NYT Poll: Support for Gun Regulations Tanks After Jihad Murders

AP Photo
The Associated Press

The New York Times buried the big, post-San Bernardino news about the public’s attitude towards more federal gun-control:

What has shifted notably are attitudes on gun control. Only 44 percent of Americans favor a ban on assault weapons, 19 percentage points lower than after the mass shooting in Tucson in 2011. And while 51 percent favor stricter gun control in general, that is down from 58 percent in October.

To be precise, that is a seven point drop, or a loss of one-eighth in support, since October, on an issue that President Barack Obama considers to be critical.

Ten percent of respondents said, “Laws covering the sale of guns should be made… less strict,” and 36 percent said the laws should be “kept as they are now.”

The public’s current opinion is almost exactly the same as in June 2013, despite Obama’s continued effort to stigmatize and restrict gun-ownership.

The NYT report buried that shocking drop in support for gun-control in the second-last paragraph of a 25-paragraph story about the survey, which also showed Donald Trump at 35 percent support among GOP supporters.

That high support for Trump was buried in the 15th paragraph of the article.

The full survey can be viewed here.

The article suggests uncontrolled emotion among GOP voters is an explanation for the drop in support for gun-control and for Trump’s lead. “Many Republicans are filled with both fury and fear, and it is Mr. Trump who is most effectively tapping into these boiling anxieties,” it said.

The survey was nearly finished on Monday, prior to Trump announcing his temporary pause in Muslim immigration until the federal government gets an accurate understanding of the jihad threat.
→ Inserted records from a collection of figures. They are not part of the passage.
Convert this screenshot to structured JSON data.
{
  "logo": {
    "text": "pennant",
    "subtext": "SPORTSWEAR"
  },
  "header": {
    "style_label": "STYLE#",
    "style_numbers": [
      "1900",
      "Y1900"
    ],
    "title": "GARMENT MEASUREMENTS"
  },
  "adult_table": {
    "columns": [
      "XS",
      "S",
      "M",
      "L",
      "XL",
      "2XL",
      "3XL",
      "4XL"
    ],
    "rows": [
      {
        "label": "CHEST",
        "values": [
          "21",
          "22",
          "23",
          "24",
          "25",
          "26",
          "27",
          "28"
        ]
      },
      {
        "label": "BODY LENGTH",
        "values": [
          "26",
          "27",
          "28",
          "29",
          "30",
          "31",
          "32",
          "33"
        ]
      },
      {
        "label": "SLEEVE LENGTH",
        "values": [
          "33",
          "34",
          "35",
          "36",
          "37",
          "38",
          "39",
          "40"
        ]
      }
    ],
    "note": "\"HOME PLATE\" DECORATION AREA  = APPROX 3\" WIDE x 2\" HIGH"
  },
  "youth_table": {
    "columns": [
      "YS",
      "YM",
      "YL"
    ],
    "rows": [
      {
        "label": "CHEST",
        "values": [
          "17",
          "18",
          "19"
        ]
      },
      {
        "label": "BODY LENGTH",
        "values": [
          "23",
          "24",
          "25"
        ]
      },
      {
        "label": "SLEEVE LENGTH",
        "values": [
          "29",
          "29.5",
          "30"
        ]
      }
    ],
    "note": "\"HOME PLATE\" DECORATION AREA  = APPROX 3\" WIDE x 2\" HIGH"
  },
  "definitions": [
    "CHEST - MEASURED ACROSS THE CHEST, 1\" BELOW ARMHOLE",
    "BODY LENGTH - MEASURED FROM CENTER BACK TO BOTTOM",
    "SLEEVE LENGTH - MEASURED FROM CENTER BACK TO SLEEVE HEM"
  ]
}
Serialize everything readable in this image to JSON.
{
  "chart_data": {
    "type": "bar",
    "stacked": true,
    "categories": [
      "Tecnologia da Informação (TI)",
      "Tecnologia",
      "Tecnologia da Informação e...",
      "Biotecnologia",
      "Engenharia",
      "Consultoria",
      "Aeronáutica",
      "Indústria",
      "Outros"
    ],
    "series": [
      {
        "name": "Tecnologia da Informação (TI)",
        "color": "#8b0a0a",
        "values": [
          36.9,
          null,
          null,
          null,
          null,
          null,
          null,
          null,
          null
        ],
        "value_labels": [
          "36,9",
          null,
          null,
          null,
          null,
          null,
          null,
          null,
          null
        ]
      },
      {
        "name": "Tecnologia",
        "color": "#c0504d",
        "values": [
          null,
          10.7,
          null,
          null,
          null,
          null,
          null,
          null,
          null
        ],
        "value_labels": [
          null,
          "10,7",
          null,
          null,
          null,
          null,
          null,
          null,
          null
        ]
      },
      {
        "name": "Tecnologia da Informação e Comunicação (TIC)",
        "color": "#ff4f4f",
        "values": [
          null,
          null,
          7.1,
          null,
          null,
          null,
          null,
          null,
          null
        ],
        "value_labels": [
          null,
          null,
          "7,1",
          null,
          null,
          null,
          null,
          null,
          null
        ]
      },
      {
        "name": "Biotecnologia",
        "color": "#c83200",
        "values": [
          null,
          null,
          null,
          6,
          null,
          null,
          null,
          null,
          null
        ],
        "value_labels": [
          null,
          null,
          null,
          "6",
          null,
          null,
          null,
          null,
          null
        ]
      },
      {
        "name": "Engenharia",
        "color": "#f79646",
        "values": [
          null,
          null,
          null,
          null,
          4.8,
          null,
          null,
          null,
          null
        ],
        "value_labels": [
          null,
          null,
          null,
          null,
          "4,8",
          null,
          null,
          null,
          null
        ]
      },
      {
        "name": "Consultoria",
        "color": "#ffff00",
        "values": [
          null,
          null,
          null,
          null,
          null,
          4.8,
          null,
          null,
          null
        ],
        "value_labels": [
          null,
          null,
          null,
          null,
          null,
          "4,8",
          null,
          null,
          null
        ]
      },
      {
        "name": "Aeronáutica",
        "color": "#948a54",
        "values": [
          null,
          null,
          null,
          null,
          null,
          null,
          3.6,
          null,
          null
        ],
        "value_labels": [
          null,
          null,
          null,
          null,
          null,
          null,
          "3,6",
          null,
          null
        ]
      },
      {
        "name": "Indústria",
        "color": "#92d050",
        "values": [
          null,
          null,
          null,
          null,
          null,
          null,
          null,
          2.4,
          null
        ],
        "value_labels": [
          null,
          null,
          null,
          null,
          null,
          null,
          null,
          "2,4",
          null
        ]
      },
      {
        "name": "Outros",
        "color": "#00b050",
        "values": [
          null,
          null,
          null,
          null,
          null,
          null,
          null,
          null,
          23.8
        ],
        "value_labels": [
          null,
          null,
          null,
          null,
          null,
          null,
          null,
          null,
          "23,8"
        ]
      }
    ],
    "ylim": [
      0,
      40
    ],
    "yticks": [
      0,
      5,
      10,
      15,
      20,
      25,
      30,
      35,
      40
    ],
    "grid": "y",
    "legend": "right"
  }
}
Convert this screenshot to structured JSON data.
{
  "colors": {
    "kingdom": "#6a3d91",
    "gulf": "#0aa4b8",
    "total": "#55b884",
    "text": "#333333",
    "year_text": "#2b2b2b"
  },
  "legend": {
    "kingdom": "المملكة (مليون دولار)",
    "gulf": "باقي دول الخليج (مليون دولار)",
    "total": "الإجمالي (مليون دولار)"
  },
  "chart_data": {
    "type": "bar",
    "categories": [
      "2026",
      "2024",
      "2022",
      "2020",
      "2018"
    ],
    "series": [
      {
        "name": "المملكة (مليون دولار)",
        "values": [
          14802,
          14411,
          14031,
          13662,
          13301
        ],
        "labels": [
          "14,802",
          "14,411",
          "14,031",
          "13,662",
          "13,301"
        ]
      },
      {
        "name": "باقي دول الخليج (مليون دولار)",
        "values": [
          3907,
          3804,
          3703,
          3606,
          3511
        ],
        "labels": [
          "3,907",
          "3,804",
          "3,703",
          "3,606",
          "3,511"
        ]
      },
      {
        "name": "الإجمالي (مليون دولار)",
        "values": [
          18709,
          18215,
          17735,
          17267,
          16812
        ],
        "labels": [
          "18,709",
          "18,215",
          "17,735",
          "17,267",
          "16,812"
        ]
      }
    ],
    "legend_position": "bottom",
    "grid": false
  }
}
The CBS/NYT “nationwide telephone poll was conducted Dec. 4 to 8 on cellphones and landlines with 1,275 adults, including 431 Republican primary voters and 384 Democratic primary voters. The margin of sampling error is plus or minus three percentage points for all adults, six percentage points for Republican primary voters and six percentage points for Democratic primary voters,” according to the Times.